Verruf

Verruf

In Verruf kamen ursprünglich Geldmünzen, wenn die Landesregierung sie für ungültig erklärte oder ihren Wert minderte (sie verrief).

Davon abgeleitet war, dass jemand in Verruf geriet, wenn sein guter Ruf zerstört war. Dazu führten Verbrechen (etwa Betrug), moralisches Missverhalten (etwa Wortbruch), religiöse Verfehlungen (etwa Verschmähung der Sakramente). Manche Außenseitergruppierungen waren durch allgemeines Vorurteil schlechthin in Verruf (Beispiel: Zigeuner stehlen wie die Raben). In Verruf zu sein, ging über einen großen Ehrverlust noch hinaus.

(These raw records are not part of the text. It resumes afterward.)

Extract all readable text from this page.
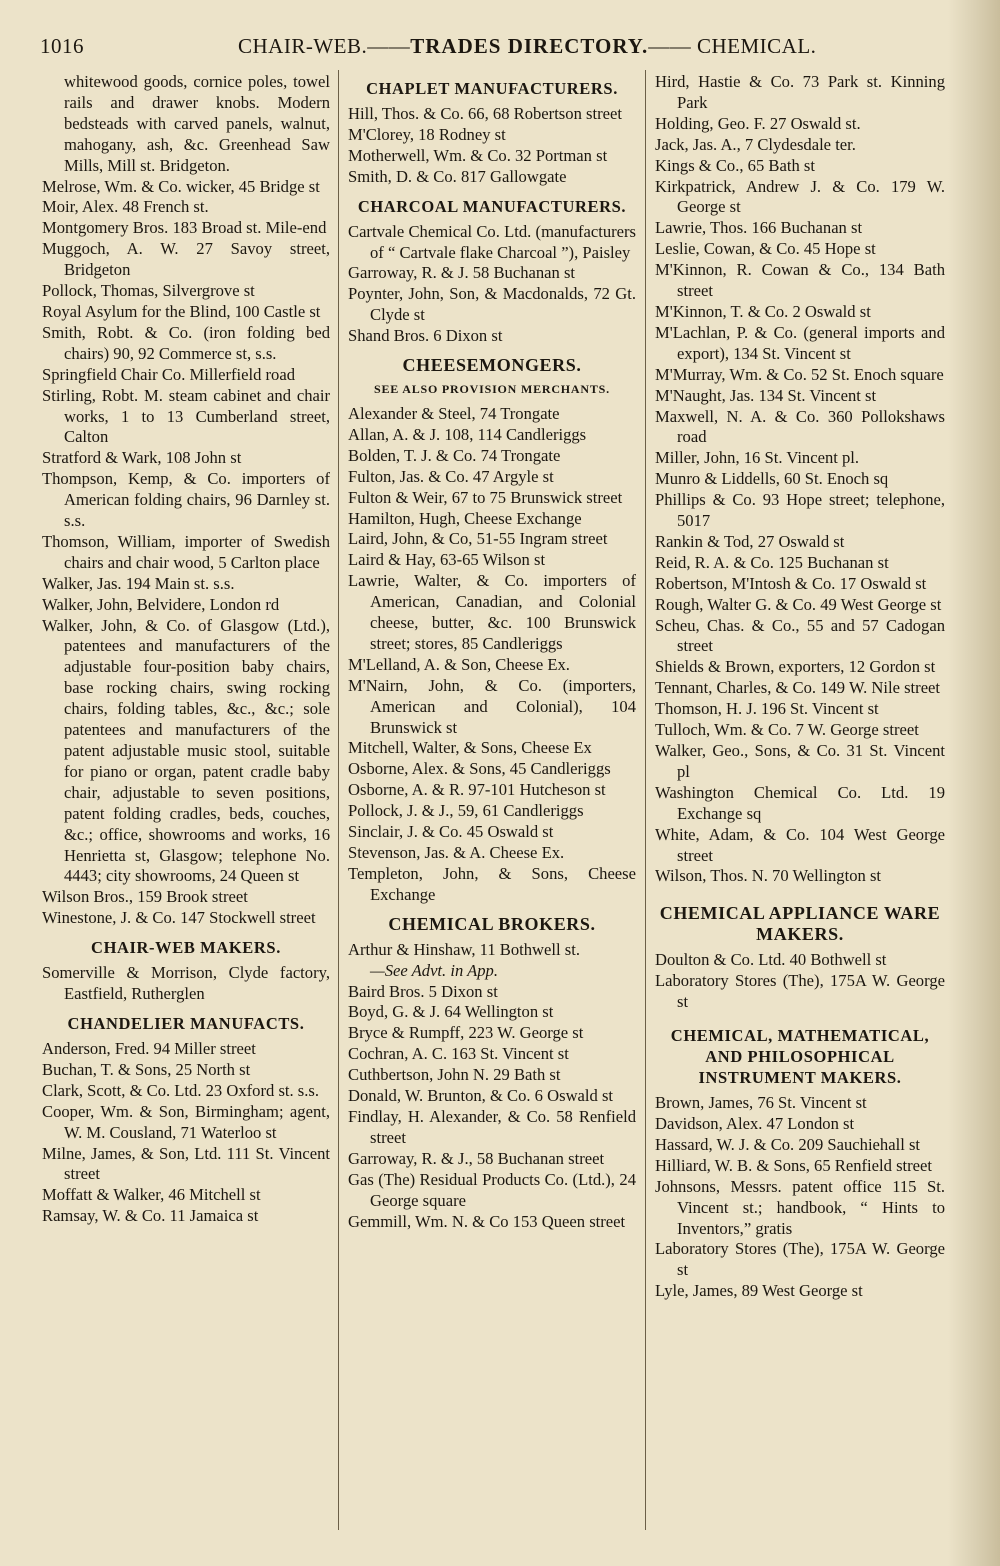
1016	CHAIR-WEB.——TRADES DIRECTORY.—— CHEMICAL.
whitewood goods, cornice poles, towel rails and drawer knobs. Modern bedsteads with carved panels, walnut, mahogany, ash, &c. Greenhead Saw Mills, Mill st. Bridgeton.
Melrose, Wm. & Co. wicker, 45 Bridge st
Moir, Alex. 48 French st.
Montgomery Bros. 183 Broad st. Mile-end
Muggoch, A. W. 27 Savoy street, Bridgeton
Pollock, Thomas, Silvergrove st
Royal Asylum for the Blind, 100 Castle st
Smith, Robt. & Co. (iron folding bed chairs) 90, 92 Commerce st, s.s.
Springfield Chair Co. Millerfield road
Stirling, Robt. M. steam cabinet and chair works, 1 to 13 Cumberland street, Calton
Stratford & Wark, 108 John st
Thompson, Kemp, & Co. importers of American folding chairs, 96 Darnley st. s.s.
Thomson, William, importer of Swedish chairs and chair wood, 5 Carlton place
Walker, Jas. 194 Main st. s.s.
Walker, John, Belvidere, London rd
Walker, John, & Co. of Glasgow (Ltd.), patentees and manufacturers of the adjustable four-position baby chairs, base rocking chairs, swing rocking chairs, folding tables, &c., &c.; sole patentees and manufacturers of the patent adjustable music stool, suitable for piano or organ, patent cradle baby chair, adjustable to seven positions, patent folding cradles, beds, couches, &c.; office, showrooms and works, 16 Henrietta st, Glasgow; telephone No. 4443; city showrooms, 24 Queen st
Wilson Bros., 159 Brook street
Winestone, J. & Co. 147 Stockwell street
CHAIR-WEB MAKERS.
Somerville & Morrison, Clyde factory, Eastfield, Rutherglen
CHANDELIER MANUFACTS.
Anderson, Fred. 94 Miller street
Buchan, T. & Sons, 25 North st
Clark, Scott, & Co. Ltd. 23 Oxford st. s.s.
Cooper, Wm. & Son, Birmingham; agent, W. M. Cousland, 71 Waterloo st
Milne, James, & Son, Ltd. 111 St. Vincent street
Moffatt & Walker, 46 Mitchell st
Ramsay, W. & Co. 11 Jamaica st
CHAPLET MANUFACTURERS.
Hill, Thos. & Co. 66, 68 Robertson street
M'Clorey, 18 Rodney st
Motherwell, Wm. & Co. 32 Portman st
Smith, D. & Co. 817 Gallowgate
CHARCOAL MANUFACTURERS.
Cartvale Chemical Co. Ltd. (manufacturers of “ Cartvale flake Charcoal ”), Paisley
Garroway, R. & J. 58 Buchanan st
Poynter, John, Son, & Macdonalds, 72 Gt. Clyde st
Shand Bros. 6 Dixon st
CHEESEMONGERS.
SEE ALSO PROVISION MERCHANTS.
Alexander & Steel, 74 Trongate
Allan, A. & J. 108, 114 Candleriggs
Bolden, T. J. & Co. 74 Trongate
Fulton, Jas. & Co. 47 Argyle st
Fulton & Weir, 67 to 75 Brunswick street
Hamilton, Hugh, Cheese Exchange
Laird, John, & Co, 51-55 Ingram street
Laird & Hay, 63-65 Wilson st
Lawrie, Walter, & Co. importers of American, Canadian, and Colonial cheese, butter, &c. 100 Brunswick street; stores, 85 Candleriggs
M'Lelland, A. & Son, Cheese Ex.
M'Nairn, John, & Co. (importers, American and Colonial), 104 Brunswick st
Mitchell, Walter, & Sons, Cheese Ex
Osborne, Alex. & Sons, 45 Candleriggs
Osborne, A. & R. 97-101 Hutcheson st
Pollock, J. & J., 59, 61 Candleriggs
Sinclair, J. & Co. 45 Oswald st
Stevenson, Jas. & A. Cheese Ex.
Templeton, John, & Sons, Cheese Exchange
CHEMICAL BROKERS.
Arthur & Hinshaw, 11 Bothwell st.
—See Advt. in App.
Baird Bros. 5 Dixon st
Boyd, G. & J. 64 Wellington st
Bryce & Rumpff, 223 W. George st
Cochran, A. C. 163 St. Vincent st
Cuthbertson, John N. 29 Bath st
Donald, W. Brunton, & Co. 6 Oswald st
Findlay, H. Alexander, & Co. 58 Renfield street
Garroway, R. & J., 58 Buchanan street
Gas (The) Residual Products Co. (Ltd.), 24 George square
Gemmill, Wm. N. & Co 153 Queen street
Hird, Hastie & Co. 73 Park st. Kinning Park
Holding, Geo. F. 27 Oswald st.
Jack, Jas. A., 7 Clydesdale ter.
Kings & Co., 65 Bath st
Kirkpatrick, Andrew J. & Co. 179 W. George st
Lawrie, Thos. 166 Buchanan st
Leslie, Cowan, & Co. 45 Hope st
M'Kinnon, R. Cowan & Co., 134 Bath street
M'Kinnon, T. & Co. 2 Oswald st
M'Lachlan, P. & Co. (general imports and export), 134 St. Vincent st
M'Murray, Wm. & Co. 52 St. Enoch square
M'Naught, Jas. 134 St. Vincent st
Maxwell, N. A. & Co. 360 Pollokshaws road
Miller, John, 16 St. Vincent pl.
Munro & Liddells, 60 St. Enoch sq
Phillips & Co. 93 Hope street; telephone, 5017
Rankin & Tod, 27 Oswald st
Reid, R. A. & Co. 125 Buchanan st
Robertson, M'Intosh & Co. 17 Oswald st
Rough, Walter G. & Co. 49 West George st
Scheu, Chas. & Co., 55 and 57 Cadogan street
Shields & Brown, exporters, 12 Gordon st
Tennant, Charles, & Co. 149 W. Nile street
Thomson, H. J. 196 St. Vincent st
Tulloch, Wm. & Co. 7 W. George street
Walker, Geo., Sons, & Co. 31 St. Vincent pl
Washington Chemical Co. Ltd. 19 Exchange sq
White, Adam, & Co. 104 West George street
Wilson, Thos. N. 70 Wellington st
CHEMICAL APPLIANCE WARE MAKERS.
Doulton & Co. Ltd. 40 Bothwell st
Laboratory Stores (The), 175A W. George st
CHEMICAL, MATHEMATICAL, AND PHILOSOPHICAL INSTRUMENT MAKERS.
Brown, James, 76 St. Vincent st
Davidson, Alex. 47 London st
Hassard, W. J. & Co. 209 Sauchiehall st
Hilliard, W. B. & Sons, 65 Renfield street
Johnsons, Messrs. patent office 115 St. Vincent st.; handbook, “ Hints to Inventors,” gratis
Laboratory Stores (The), 175A W. George st
Lyle, James, 89 West George st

Bei den Studentenverbindungen ist der Verruf (bis etwa 1820 nur „Verschiß“)[1] eine Ehrenstrafe mit Zwangsmittelcharakter, die von den Landsmannschaften des 18. Jahrhunderts sogar gegen die Universität als Ganzes verhängt wurde, was dann notwendigerweise zu einem Auszug der Studentenschaft aus der jeweiligen Universitätsstadt führte; so in Göttingen nach der Gendarmen-Affäre, in deren Folge insgesamt 418 von 615 Studenten die Universität nach Eintragung in ausliegende Verrufslisten zum Wintersemester 1809/10 verließen.[2] Anfang des 19. Jahrhunderts übernahmen die Corps den Verruf als Strafe in die SC-Comments, die das Zusammenleben der Studierenden an der Universität regelten. Daher wird der Verruf insoweit bis heute auch SC-Verruf genannt. Ab 1818 wurde er von seiten der Corps insbesondere in den Auseinandersetzungen mit den neu aufkommenden Burschenschaften angewandt, später auch in den Auseinandersetzungen mit den Progressverbindungen. Als Ehrenstrafe bedeutet der Verruf, dass sich die den Verruf aussprechende Gruppe verpflichtet, jeglichen Umgang mit dem- oder denjenigen zu unterlassen, über den oder die der Verruf verhängt wurde. Von der Wirkung her ist der Verruf also am ehesten mit dem modernen Boykott zu vergleichen, einer angelsächsischen Begriffsbildung aus der Zeit nach 1880. Die besondere Effizienz des Verrufs liegt heute noch, ähnlich wie beim Boykott, darin, das Rechtsverletzungen und Verfahrensfehler erst nach Verhängung der Sanktion in einem (meist schiedsgerichtlichen) Verfahren oder (bei Fehlen entsprechender Vereinbarungen) gar nicht geprüft werden können.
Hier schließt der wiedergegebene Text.